Morocco Faces Ongoing Terrorist Threat from Sahel Jihadist Groups, Security Chief Warns

– bySylvanus@Bladi · 2 min read
Morocco Faces Ongoing Terrorist Threat from Sahel Jihadist Groups, Security Chief Warns

Haboub Cherkaoui, director of the Central Bureau of Judicial Investigations (BCIJ) affirms that the terrorist threat continues to loom over Morocco due to the maneuvers of the jihadist groups in the Sahel region. They have continued to recruit their followers online.

In a statement to Reuters, Haboub Cherkaoui said that the jihadist groups in the neighboring Sahel region, who recruit and train their followers online, represent the greatest terrorist threat to Morocco. The kingdom has only experienced one major attack in the last decade (the murder of two Scandinavian tourists in 2018), but its geographical location "makes it a target for Sahelian groups," he said, explaining that the terrorist threat persists as long as there are groups recruiting and training their followers online, including the Islamic State in the Greater Sahara.
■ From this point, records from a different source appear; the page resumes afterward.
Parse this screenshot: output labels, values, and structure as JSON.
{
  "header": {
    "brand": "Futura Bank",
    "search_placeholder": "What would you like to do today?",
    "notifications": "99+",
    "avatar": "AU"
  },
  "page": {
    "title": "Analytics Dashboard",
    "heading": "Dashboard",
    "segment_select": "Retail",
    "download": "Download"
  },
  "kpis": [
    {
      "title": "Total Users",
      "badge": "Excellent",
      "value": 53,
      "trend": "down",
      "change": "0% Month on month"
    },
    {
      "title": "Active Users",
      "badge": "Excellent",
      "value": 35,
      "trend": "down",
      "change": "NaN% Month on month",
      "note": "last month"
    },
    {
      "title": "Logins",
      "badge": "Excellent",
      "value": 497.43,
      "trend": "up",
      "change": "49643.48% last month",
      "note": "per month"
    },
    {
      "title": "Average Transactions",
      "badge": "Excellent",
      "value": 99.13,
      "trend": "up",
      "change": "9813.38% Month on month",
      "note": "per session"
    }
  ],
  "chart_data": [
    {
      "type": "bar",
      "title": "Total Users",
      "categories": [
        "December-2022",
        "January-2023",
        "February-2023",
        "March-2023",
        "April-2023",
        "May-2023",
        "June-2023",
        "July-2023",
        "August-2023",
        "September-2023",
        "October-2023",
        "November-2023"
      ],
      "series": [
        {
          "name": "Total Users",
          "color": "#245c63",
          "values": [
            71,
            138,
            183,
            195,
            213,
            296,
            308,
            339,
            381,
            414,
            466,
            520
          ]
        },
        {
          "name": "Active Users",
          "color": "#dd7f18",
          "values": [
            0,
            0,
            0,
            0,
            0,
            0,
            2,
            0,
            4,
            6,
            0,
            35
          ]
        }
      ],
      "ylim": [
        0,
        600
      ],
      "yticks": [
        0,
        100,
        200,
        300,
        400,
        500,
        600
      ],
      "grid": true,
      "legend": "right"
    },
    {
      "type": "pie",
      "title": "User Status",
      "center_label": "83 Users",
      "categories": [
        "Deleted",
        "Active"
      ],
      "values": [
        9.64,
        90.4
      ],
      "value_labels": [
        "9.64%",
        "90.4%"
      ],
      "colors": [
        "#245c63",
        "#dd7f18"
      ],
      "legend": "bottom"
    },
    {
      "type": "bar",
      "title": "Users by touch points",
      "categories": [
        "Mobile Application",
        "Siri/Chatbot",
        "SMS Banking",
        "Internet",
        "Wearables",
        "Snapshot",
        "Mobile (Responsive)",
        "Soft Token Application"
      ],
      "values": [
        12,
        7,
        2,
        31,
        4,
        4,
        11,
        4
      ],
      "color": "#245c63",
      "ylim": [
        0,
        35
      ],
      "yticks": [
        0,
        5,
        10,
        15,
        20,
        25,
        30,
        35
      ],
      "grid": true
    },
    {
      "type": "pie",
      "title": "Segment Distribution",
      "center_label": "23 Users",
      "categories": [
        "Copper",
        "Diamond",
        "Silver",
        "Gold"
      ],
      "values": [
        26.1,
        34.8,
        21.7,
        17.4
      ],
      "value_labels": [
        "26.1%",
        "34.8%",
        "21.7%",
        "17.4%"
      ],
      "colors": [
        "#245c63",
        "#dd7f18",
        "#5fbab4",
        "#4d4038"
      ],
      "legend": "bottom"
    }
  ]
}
To support his argument, the head of the BCIJ said that his institution, created in 2015, has succeeded in dismantling dozens of terrorist cells and arresting more than a thousand suspected jihadists. Figures that show the persistence of the terrorist risk on Morocco. This, since the rise of the Islamic State in Syria and Iraq over the past decade, resulting in an increase in jihadist activity, which is thriving after the defeat of Daesh in its center in the Middle East.

"The Islamic State has refocused on the Sahel region and with other jihadist groups. It has taken advantage of porous borders and trafficking networks. Niger and Mali have both fought militant insurgencies while the civil war in Libya has created a space where jihadist groups could operate," added Haboub Cherkaoui, fearing that Moroccan jihadists who joined the Islamic State in the Middle East may have moved to the Sahel.

They number 1,645 these Moroccans who went to Syria and Iraq to join jihadist groups. 745 of them died in suicide attacks or in combat. Among the survivors, 270 returned to Morocco and 137 were prosecuted, the official said, specifying that 288 women and 391 minors also went to the conflict zones, following their main source of income.